Steve Wenck
2/11/2018
The objective of this capstone is to develop an application that can predict the next word, given a user-provided string of text. This is similar to how mobile device keyboard applications function.
This project involved many tasks including the following: (1) understanding the problem, (2) acquiring and cleaning the data, (3) performing exploratory data analysis, (4) performing statistical modeling, (5) creating a prediction model, (6) optimizing the prediction model for performance and creativity, (7) creating the data product - the application, and (8) creating the presentation.
The corpora were collected from publicly available sources by a web crawler. Three files were provided: Blogs, News and Twitter.

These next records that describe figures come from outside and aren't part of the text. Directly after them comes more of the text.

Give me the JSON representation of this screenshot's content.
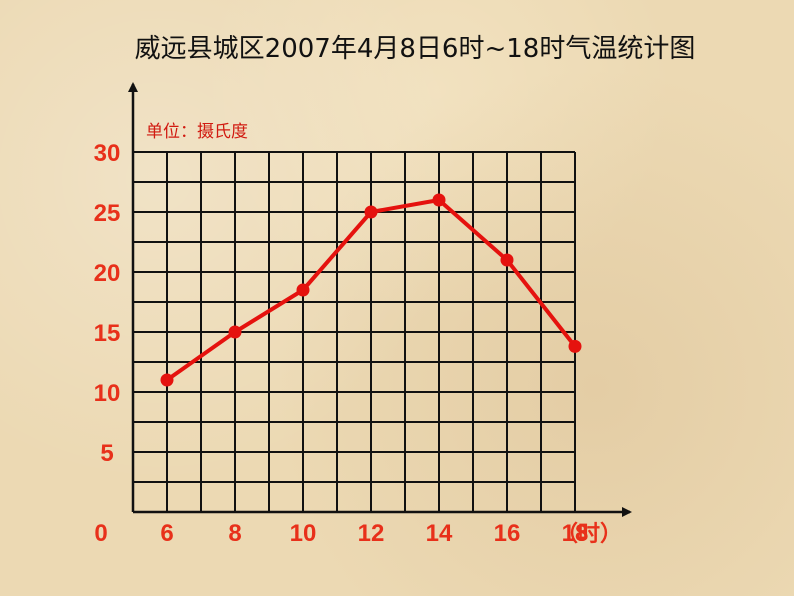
{
  "chart_data": {
    "type": "line",
    "title": "威远县城区2007年4月8日6时~18时气温统计图",
    "unit_label": "单位：摄氏度",
    "x_unit_label": "（时）",
    "origin_label": "0",
    "x": [
      6,
      8,
      10,
      12,
      14,
      16,
      18
    ],
    "x_tick_labels": [
      "6",
      "8",
      "10",
      "12",
      "14",
      "16",
      "18"
    ],
    "y_tick_labels": [
      "5",
      "10",
      "15",
      "20",
      "25",
      "30"
    ],
    "ylim": [
      0,
      30
    ],
    "grid": true,
    "series": [
      {
        "values": [
          11,
          15,
          18.5,
          25,
          26,
          21,
          13.8
        ],
        "color": "#e5120e"
      }
    ],
    "colors": {
      "grid": "#111111",
      "labels": "#e8301a",
      "unit": "#d11a10"
    }
  }
}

The milestone report describing the data acquisition, cleaning, and exploratory analysis can be found here: http://www.rpubs.com/Demographer/CapstoneWeek2.
The data as downloaded are too large to be used in a prediction algorithm that might be used on a mobile device, so a sample had to be takenthat was large enough to be accurate, but not slow down app performance.
The sample was converted into n-grams (a contiguous sequence of n items from a given sequence of text). Bigrams (2 words), trigrams (3 words) and 4-grams (4 words) were created and frequences of those n-grams computed.
The n-gram frequency matrices were used to predict the next word in the application recursively. If a likely match could be found using the last 3 words typed, then 4-grams were used, if no match there, then the last 2 typed words were compared against trigrams, if still no match, then the last word typed was compared against bigrams.
The app works very intuitively and is user friendly.
Simply start by typing text in the box labeled “enter text here” on the left side of the app.
The app automatically starts to try to predict the next word as soon as typing pauses for a second.
The resulting predicted word appears in the “Predicted next word:” box on the right side of the app.
The app also replicates the words entered and states which level of n-gram was used to predict the next word. This information appears below the predicted next word.